# carpet dye



## ekizz (Jan 7, 2005)

whats the best dye for carpet? and can i spraypaint the vinyl on my doors, and it come out fine?


----------



## callMeYourKiller (Jul 19, 2005)

i tried dyeing my carpet black with a ton of the fabric dye they sell at grocery stores and it turned out purple...


http://nissanforums.com/showthread.php?t=87613

http://nissanforums.com/showthread.php?t=82849&highlight=3m+fabric+door

those might help you with your doors.


http://www.auto-interior.com/carpetindex.htm

and they sell carpet for sentras for about $110 shipped, in all different colors.


----------



## K2Fugative169 (Mar 31, 2005)

absolutely DO NOT spray paint the vinyl on your doors. it will flake off and look horrible. you can change the color of the vinyl with vinyl spray dye, which is the same idea as spray paint, but is actually made to soak into the vinyl and be permanent. there are companies that make expensive spray dyes, but the best for the money and easiest to find is Duplicolor. it actually turns out very nice and is simple to do.


----------



## MrFurious (Oct 30, 2005)

I just tried to dye my red carpets black.
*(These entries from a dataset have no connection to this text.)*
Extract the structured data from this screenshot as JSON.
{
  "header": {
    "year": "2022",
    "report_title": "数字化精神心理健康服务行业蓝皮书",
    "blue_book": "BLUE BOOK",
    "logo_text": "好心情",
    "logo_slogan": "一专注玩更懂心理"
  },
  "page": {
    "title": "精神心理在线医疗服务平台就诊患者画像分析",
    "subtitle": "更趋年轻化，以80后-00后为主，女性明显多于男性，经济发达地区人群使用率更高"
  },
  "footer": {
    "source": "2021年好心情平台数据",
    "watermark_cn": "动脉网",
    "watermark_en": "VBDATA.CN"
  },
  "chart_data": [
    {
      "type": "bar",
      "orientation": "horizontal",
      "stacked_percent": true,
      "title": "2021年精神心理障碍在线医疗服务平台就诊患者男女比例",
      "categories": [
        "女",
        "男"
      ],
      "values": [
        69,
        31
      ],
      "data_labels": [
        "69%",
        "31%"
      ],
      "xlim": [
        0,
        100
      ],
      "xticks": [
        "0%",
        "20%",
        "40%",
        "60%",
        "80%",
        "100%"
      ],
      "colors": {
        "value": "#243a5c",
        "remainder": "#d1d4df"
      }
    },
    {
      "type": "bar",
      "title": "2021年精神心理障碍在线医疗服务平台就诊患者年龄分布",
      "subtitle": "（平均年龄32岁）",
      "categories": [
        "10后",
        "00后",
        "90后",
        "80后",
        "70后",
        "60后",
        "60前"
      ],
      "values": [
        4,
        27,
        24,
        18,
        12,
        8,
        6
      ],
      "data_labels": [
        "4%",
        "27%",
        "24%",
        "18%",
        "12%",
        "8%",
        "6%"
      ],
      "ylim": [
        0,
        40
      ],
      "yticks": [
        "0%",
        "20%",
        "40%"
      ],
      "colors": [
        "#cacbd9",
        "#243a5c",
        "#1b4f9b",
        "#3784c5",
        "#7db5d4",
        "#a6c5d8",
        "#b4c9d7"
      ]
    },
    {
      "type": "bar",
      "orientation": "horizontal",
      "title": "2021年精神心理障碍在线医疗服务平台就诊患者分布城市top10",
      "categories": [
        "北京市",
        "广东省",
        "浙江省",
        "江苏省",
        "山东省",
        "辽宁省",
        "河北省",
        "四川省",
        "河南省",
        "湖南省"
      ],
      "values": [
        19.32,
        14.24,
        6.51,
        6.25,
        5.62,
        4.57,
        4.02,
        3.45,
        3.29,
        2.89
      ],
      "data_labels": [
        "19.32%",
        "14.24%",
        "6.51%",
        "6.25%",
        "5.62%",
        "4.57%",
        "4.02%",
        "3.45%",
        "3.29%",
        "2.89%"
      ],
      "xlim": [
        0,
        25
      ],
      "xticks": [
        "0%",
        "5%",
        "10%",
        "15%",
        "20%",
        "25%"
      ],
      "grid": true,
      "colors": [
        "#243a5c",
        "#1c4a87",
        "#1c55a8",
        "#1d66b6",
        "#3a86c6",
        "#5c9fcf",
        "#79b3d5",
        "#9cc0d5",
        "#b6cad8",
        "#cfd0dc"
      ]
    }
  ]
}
Didnt work so great. The dye doesnt soak into the type of carpet of an 86' 300ZX. Its that long haired, synthetic fiber stuff. So the carpet is black with red roots, if you look closely. May work better for other cars, but not mine. My carpets were not really salvagable, so I went ahead and tried it. eh'... Atleast its all one color now, it was red with alot of black stains. If you use the same color your carpet already is, it will work much better. Like if you were just wanting to restore its color.


----------



## MrFurious (Oct 30, 2005)

Just an update here. My carpets look better now that they have fully dried. The red doesnt show through near as much. They dont look new, but for trying to get old nasty carpets looking better I would do it again.


----------